Some taxpayers say Florence School District One interim superintendent Dr. Cleo Richardson's month-to-month contract at $15,000 a month is way too much money.
If he stays one year, the district will pay Richardson $180,000.
District 1 board members voted on the month-to-month contract until they find someone to permanently take the position.
The district's last superintendent, Dr. Allie Brooks, who retired in June was paid $125,000 a year.
Richardson's salary doesn't include travel and benefits.
Still, some residents say it's too much.
"I think it should be no more than what the prior one was paid," said Avis Wainwright.
"I was surprised to hear that they were paying this interim person as much as they were. You know it was a bit of a shock to me to be honest, and I was wondering what they were thinking when they made that decision," said Lewis Foster.

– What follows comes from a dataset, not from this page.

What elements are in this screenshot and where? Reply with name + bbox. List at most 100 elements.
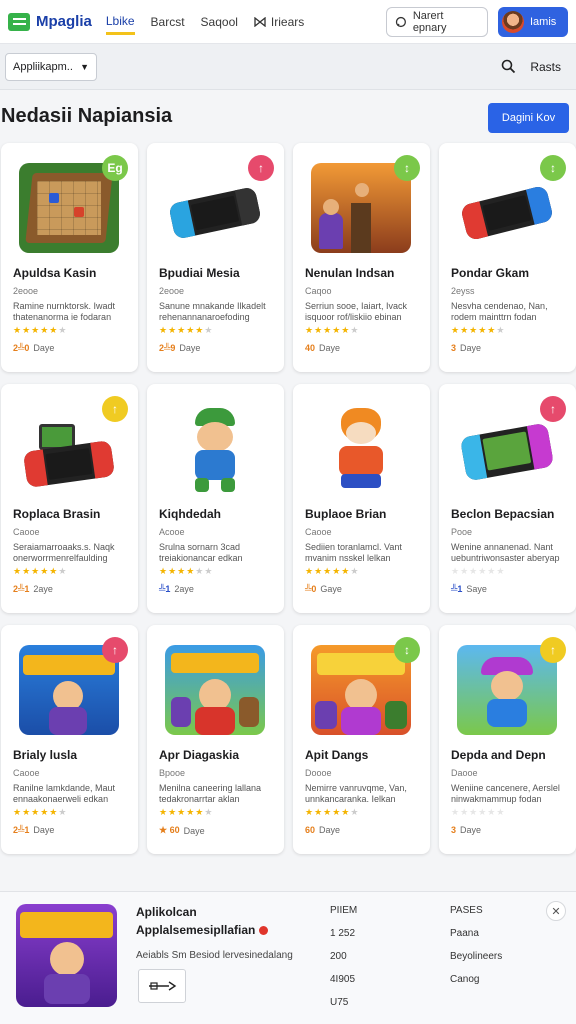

Some residents believe the district is wasting tax dollars with Richardson's salary, because they're still paying to search for a superintendent.
The district spent close to $17,000 last year in its first search for a superintendent.

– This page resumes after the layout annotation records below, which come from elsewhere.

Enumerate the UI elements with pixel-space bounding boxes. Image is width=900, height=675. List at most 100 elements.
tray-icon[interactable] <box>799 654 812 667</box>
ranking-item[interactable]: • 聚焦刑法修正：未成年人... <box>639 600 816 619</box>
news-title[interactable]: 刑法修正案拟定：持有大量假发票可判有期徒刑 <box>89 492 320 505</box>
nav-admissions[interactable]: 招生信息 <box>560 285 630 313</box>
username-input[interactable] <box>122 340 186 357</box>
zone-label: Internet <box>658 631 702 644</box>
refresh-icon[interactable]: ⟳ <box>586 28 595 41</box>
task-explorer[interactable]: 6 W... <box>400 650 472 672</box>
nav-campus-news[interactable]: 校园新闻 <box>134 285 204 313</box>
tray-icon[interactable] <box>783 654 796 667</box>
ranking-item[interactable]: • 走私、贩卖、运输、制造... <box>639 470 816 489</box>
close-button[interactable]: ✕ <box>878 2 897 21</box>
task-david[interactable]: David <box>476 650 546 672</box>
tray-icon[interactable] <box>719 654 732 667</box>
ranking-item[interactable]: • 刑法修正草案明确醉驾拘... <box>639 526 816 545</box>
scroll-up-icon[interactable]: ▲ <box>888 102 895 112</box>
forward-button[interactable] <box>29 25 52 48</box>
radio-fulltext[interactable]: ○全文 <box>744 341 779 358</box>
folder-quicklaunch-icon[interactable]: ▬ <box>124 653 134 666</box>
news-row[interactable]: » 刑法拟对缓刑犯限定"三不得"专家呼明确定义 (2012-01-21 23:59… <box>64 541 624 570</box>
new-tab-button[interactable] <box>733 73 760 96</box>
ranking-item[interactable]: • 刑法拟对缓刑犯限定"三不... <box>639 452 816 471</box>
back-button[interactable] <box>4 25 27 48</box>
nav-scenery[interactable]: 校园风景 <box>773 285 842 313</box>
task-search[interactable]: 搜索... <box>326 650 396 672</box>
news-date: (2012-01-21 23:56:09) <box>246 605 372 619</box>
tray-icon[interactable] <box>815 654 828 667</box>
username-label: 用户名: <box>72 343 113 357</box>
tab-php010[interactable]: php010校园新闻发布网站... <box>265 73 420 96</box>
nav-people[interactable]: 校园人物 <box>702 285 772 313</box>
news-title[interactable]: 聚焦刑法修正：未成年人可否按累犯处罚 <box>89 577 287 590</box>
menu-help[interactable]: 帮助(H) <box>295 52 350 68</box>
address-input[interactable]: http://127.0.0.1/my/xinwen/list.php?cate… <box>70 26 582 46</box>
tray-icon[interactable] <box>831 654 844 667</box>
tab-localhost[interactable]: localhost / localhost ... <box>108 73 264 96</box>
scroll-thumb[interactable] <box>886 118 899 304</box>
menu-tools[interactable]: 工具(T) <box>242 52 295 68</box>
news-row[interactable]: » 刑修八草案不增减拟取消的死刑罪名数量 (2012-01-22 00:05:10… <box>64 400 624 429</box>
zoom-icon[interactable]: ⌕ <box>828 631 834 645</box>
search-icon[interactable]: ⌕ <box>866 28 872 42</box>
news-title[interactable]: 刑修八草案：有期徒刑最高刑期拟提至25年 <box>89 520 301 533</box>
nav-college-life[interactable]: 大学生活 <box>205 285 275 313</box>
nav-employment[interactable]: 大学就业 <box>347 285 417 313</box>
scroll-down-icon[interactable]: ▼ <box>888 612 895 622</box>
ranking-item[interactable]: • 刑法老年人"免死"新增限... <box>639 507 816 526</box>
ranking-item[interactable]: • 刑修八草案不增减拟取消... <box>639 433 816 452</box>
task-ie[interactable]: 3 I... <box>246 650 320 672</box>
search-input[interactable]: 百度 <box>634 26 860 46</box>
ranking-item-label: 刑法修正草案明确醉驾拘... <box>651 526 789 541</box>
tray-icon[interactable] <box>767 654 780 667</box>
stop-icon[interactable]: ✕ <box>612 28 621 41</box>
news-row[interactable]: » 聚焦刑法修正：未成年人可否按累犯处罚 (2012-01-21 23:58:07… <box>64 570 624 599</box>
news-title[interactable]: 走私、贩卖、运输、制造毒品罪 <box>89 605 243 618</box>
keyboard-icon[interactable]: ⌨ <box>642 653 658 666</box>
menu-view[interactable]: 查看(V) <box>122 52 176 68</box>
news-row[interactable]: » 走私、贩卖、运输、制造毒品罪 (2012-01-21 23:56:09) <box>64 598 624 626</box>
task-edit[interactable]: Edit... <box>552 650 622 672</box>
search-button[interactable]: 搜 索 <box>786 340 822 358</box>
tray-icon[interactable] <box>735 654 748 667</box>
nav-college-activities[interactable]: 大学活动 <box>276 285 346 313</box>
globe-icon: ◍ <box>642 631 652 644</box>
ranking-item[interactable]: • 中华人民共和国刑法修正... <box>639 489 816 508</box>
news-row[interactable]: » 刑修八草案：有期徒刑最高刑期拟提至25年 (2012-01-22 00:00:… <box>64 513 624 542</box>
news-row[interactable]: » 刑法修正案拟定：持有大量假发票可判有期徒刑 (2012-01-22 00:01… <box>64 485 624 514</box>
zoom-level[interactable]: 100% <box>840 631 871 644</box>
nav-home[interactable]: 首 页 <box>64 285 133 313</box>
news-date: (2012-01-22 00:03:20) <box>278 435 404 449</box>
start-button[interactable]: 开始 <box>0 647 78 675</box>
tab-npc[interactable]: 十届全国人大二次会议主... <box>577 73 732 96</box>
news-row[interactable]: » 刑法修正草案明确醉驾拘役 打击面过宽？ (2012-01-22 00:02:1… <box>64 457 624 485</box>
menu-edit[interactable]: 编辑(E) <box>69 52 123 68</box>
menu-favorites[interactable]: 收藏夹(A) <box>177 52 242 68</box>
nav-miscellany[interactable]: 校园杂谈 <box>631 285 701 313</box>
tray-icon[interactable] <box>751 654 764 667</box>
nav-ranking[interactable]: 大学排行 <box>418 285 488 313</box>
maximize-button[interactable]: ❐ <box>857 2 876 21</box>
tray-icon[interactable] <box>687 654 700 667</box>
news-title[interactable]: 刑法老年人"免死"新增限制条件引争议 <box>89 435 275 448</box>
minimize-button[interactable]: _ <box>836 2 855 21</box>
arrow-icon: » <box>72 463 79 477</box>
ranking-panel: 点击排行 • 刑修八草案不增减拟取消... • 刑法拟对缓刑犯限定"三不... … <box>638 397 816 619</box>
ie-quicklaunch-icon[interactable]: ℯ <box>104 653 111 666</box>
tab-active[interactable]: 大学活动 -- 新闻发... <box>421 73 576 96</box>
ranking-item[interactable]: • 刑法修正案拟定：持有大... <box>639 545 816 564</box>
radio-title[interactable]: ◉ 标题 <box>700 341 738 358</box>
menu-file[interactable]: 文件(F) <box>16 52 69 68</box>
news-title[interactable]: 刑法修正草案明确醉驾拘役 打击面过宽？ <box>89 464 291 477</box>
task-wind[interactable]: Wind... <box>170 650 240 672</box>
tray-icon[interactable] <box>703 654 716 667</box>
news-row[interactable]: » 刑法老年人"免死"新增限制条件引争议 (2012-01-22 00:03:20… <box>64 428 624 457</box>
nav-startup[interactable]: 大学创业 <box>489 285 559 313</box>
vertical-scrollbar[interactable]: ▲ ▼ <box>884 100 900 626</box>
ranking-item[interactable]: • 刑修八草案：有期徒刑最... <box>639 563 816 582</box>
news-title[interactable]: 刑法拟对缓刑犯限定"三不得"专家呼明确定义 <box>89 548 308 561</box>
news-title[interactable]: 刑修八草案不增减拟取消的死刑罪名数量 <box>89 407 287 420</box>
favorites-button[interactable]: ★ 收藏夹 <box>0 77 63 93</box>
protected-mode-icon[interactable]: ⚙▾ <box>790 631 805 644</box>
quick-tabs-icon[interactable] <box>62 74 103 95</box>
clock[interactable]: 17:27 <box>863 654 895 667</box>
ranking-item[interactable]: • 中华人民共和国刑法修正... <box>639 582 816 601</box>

Board members couldn't agree on whom to hire, so they decided to start that search all over again.
Board members say Richardson's monthly salary may seem excessive, but it's not.

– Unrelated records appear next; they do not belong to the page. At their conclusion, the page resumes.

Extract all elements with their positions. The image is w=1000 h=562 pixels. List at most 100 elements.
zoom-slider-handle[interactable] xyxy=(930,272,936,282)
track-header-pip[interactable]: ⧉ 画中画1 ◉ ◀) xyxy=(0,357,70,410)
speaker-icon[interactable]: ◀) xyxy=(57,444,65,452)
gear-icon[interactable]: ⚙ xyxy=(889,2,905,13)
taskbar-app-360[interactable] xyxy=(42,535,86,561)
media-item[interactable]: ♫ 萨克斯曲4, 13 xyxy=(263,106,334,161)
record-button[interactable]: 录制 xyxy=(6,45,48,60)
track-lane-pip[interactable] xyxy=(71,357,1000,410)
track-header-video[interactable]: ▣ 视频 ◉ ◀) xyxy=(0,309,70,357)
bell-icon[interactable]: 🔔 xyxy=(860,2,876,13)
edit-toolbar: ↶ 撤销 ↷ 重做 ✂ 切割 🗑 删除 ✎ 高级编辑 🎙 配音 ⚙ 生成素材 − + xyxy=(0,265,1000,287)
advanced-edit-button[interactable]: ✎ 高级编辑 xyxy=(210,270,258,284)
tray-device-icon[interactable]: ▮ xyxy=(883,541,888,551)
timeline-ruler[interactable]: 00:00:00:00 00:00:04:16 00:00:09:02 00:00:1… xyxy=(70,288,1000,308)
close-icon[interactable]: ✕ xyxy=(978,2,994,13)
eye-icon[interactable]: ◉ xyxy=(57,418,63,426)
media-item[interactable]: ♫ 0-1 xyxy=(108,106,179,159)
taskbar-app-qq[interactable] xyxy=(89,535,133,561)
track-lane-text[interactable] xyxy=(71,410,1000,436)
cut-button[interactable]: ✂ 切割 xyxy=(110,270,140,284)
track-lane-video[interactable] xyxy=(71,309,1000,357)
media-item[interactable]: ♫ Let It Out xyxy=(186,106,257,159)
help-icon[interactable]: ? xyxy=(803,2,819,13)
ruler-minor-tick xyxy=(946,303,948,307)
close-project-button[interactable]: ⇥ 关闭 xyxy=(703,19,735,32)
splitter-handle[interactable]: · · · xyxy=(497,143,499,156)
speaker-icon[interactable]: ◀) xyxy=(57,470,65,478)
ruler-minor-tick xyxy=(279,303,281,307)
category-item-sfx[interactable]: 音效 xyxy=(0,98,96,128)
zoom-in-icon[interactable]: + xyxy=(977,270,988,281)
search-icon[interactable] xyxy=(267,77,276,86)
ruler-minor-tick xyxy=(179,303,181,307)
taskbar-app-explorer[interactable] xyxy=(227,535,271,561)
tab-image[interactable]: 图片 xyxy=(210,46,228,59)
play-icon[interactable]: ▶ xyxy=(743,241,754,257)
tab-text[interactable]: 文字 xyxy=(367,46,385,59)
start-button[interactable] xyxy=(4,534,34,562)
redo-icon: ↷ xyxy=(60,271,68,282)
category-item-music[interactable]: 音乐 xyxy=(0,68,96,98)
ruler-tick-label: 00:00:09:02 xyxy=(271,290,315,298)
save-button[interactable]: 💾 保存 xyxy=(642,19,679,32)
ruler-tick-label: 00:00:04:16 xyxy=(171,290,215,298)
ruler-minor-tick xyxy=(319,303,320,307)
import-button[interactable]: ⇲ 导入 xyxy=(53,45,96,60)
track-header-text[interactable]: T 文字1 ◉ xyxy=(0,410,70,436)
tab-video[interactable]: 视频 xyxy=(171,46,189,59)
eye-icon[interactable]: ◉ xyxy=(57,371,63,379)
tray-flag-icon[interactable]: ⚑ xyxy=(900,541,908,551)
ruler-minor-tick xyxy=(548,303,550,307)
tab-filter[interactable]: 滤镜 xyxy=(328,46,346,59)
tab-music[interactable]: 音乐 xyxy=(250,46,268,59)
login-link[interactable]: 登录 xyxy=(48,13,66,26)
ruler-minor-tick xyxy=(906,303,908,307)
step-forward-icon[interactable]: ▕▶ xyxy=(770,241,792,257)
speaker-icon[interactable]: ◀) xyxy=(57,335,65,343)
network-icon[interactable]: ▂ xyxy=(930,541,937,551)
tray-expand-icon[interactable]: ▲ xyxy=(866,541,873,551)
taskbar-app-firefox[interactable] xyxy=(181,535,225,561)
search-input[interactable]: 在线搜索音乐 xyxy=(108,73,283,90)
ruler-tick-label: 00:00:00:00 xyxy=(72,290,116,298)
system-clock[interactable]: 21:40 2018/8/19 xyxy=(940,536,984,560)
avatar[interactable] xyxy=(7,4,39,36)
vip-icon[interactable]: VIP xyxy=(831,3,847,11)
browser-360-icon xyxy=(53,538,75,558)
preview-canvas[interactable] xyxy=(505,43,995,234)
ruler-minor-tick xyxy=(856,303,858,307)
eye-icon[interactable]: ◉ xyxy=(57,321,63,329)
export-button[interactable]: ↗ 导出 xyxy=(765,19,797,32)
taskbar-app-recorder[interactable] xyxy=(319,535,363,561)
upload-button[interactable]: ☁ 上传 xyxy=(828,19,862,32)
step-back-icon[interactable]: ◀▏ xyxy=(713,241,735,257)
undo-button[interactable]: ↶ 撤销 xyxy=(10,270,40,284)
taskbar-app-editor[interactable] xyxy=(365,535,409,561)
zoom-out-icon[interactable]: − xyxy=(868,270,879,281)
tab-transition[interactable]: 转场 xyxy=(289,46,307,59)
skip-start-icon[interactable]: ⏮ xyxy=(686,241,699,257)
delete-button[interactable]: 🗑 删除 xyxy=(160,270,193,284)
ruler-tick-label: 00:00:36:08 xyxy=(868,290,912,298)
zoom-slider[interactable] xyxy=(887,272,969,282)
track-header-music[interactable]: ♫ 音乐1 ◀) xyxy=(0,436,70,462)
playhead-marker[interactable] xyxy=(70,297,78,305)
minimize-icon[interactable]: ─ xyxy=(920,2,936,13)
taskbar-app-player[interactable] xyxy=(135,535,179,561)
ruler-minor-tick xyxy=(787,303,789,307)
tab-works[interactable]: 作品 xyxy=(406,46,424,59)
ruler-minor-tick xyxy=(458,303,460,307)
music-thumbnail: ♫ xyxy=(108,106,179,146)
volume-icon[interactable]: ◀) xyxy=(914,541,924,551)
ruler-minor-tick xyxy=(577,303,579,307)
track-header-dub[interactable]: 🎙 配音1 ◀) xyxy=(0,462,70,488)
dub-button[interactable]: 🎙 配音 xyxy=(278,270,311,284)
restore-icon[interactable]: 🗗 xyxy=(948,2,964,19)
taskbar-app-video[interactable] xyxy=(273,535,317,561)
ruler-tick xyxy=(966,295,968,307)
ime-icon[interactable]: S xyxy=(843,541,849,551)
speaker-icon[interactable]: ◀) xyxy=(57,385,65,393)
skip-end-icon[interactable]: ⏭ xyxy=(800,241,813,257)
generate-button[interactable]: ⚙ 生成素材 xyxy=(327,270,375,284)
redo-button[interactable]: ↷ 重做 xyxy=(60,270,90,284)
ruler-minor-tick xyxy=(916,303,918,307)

They said it accounts for his proven leadership in education.
Richardson has worked as a classroom teacher, principal, assistant superintendent, head superintendent, as well as a consultant for the SC Department of Education.
Board members added his salary is not a lot when compared to other superintendents in the area.
NewsChannel 15 requested the salaries of nine superintendents in the Pee Dee. The seven we heard from make between $125,000 and $160,000. Some of the superintendents have been employed with their districts for nearly 30 years.
Some neighboring superintendents say Richardson is one-of-a-kind leader, and the district is getting a bargain by paying him $15,000 a month.
Some residents agree, saying when you take into account Richardson's experience and the salaries of neighboring superintendents, he's being paid a fair wage.
"I think it's well worth it. If it's gonna be somebody whose gonna make it better. Even if he's not staying full-time or whatever, it'll be easier for the new man or woman that steps in. It'll be an easier transition. And hopefully, like I said, the school will benefit from it.," said Patty Shutte.
Betsy Olsen said, "I guess if that's the going rate, we need to be able to keep up with the times and with the area. It's a regional decision. I would like for the superintendent, even the interim, to have the qualifications that we need. And if we have to pay for it, then we have to pay for it. I think that's reasonable."
The district hopes to hire a permanent superintendent in the coming months.
Board members have a special advisory group and search team helping in their effort to find a new superintendent.